I especially liked the run down:
When former weapons inspector Kay reported to Congress in January that the United States had found "no stockpiles" of forbidden weapons in Iraq, his conclusions made front-page news. But when he detailed what the ISG had found in testimony before the House Permanent Select Committee on Intelligence last October, few took notice.

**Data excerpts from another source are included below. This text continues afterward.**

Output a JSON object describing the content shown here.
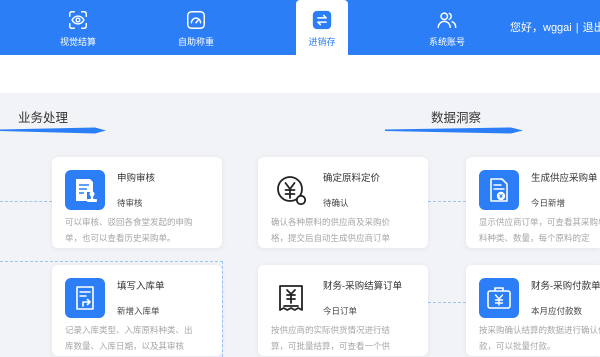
{
  "header": {
    "nav": [
      {
        "label": "视觉结算",
        "icon": "scan-eye-icon"
      },
      {
        "label": "自助称重",
        "icon": "scale-icon"
      },
      {
        "label": "进销存",
        "icon": "swap-icon",
        "active": true
      },
      {
        "label": "系统账号",
        "icon": "users-icon"
      }
    ],
    "greeting": "您好，wggai",
    "separator": "|",
    "logout": "退出"
  },
  "sections": {
    "business": {
      "title": "业务处理"
    },
    "insight": {
      "title": "数据洞察"
    }
  },
  "cards": [
    {
      "title": "申购审核",
      "status": "待审核",
      "icon": "document-stamp-icon",
      "desc": [
        "可以审核、驳回各食堂发起的申购",
        "单，也可以查看历史采购单。"
      ]
    },
    {
      "title": "确定原料定价",
      "status": "待确认",
      "icon": "yen-coin-icon",
      "desc": [
        "确认各种原料的供应商及采购价",
        "格，提交后自动生成供应商订单"
      ]
    },
    {
      "title": "生成供应采购单",
      "status": "今日新增",
      "icon": "supplier-document-icon",
      "desc": [
        "显示供应商订单，可查看其采购单原",
        "料种类、数量，每个原料的定"
      ]
    },
    {
      "title": "填写入库单",
      "status": "新增入库单",
      "icon": "inbound-document-icon",
      "desc": [
        "记录入库类型、入库原料种类、出",
        "库数量、入库日期，以及其审核"
      ]
    },
    {
      "title": "财务-采购结算订单",
      "status": "今日订单",
      "icon": "yen-receipt-icon",
      "desc": [
        "按供应商的实际供货情况进行结",
        "算，可批量结算，可查看一个供"
      ]
    },
    {
      "title": "财务-采购付款单",
      "status": "本月应付款数",
      "icon": "yen-bag-icon",
      "desc": [
        "按采购确认结算的数据进行确认付",
        "款，可以批量付款。"
      ]
    }
  ],
  "colors": {
    "primary": "#2b7ef6",
    "background": "#f2f3f6",
    "title_text": "#333333",
    "desc_text": "#a6a6a6",
    "connector": "#9fc4f5"
  }
}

Among Kay's revelations, which officials tell Insight have been amplified in subsequent inspections in recent weeks:
***A prison laboratory complex that may have been used for human testing of BW agents and "that Iraqi officials working to prepare the U.N. inspections were explicitly ordered not to declare to the U.N." Why was Saddam interested in testing biological-warfare agents on humans if he didn't have a biological-weapons program?
***"Reference strains" of a wide variety of biological-weapons agents were found beneath the sink in the home of a prominent Iraqi BW scientist. "We thought it was a big deal," a senior administration official said. "But it has been written off [by the press] as a sort of 'starter set.'"
***New research on BW-applicable agents, brucella and Congo-Crimean hemorrhagic fever, and continuing work on ricin and aflatoxin that were not declared to the United Nations.
***A line of unmanned aerial vehicles (UAVs), or drones, "not fully declared at an undeclared production facility and an admission that they had tested one of their declared UAVs out to a range of 500 kilometers [311 miles], 350 kilometers [217 miles] beyond the permissible limit."
***"Continuing covert capability to manufacture fuel propellant useful only for prohibited Scud-variant missiles, a capability that was maintained at least until the end of 2001 and that cooperating Iraqi scientists have said they were told to conceal from the U.N."
***"Plans and advanced design work for new long-range missiles with ranges up to at least 1,000 kilometers [621 miles] - well beyond the 150-kilometer-range limit [93 miles] imposed by the U.N. Missiles of a 1,000-kilometer range would have allowed Iraq to threaten targets throughout the Middle East, including Ankara [Turkey], Cairo [Egypt] and Abu Dhabi [United Arab Emirates]."
***In addition, through interviews with Iraqi scientists, seized documents and other evidence, the ISG learned the Iraqi government had made "clandestine attempts between late 1999 and 2002 to obtain from North Korea technology related to 1,300-kilometer-range [807 miles] ballistic missiles - probably the No Dong - 300-kilometer-range [186 miles] antiship cruise missiles and other prohibited military equipment," Kay reported.
In testimony before Congress on March 30, Duelfer, revealed that the ISG had found evidence of a "crash program" to construct new plants capable of making chemical- and biological-warfare agents. The ISG also found a previously undeclared program to build a "high-speed rail gun," a device apparently designed for testing nuclear-weapons materials. That came in addition to 500 tons of natural uranium stockpiled at Iraq's main declared nuclear site south of Baghdad, which International Atomic Energy Agency spokesman Mark Gwozdecky acknowledged to Insight had been intended for "a clandestine nuclear-weapons program."
On Dec. 24, 2002, nearly three months before fighting in Iraq began, Israeli Prime Minister Ariel Sharon accused Saddam Hussein's regime of transferring key materials for his weapons of mass destruction (WMD) programs to Syria in convoys of 18-wheel trucks to hide them from U.N. weapons inspectors. "There is information we are verifying, but we are certain that Iraq has recently moved chemical or biological weapons into Syria," Sharon told Channel Two television in Israel.
...
In May 2003, just as major combat operations in Iraq were winding down, new reports surfaced in Israel, this time alleging that convoys of Iraqi water tankers carrying WMD components crossed the border into Syria repeatedly between Jan. 10 and March 10. The tankers reportedly were met by Syrian special forces and escorted to the heroin poppy fields of a Syrian-controlled area in Lebanon's Bekáa Valley, where their contents were dumped into specially prepared pits and buried....
...
Shoshana Bryen regularly escorts groups of retired U.S. military flag officers (admirals and generals) to Israel for meetings with senior Israeli political and military leaders, as well as intelligence officials. "We went to Israel just before the war and just after," she tells Insight. "Both times, Israeli intelligence officials told us, yes, WMD were definitely in Iraq, and that they had been sent to Syria." The Bush administration was trying to downplay these reports, she believes, "because if Iraqi weapons are in Syria, we're going to have to do something about it, and they don't want another war."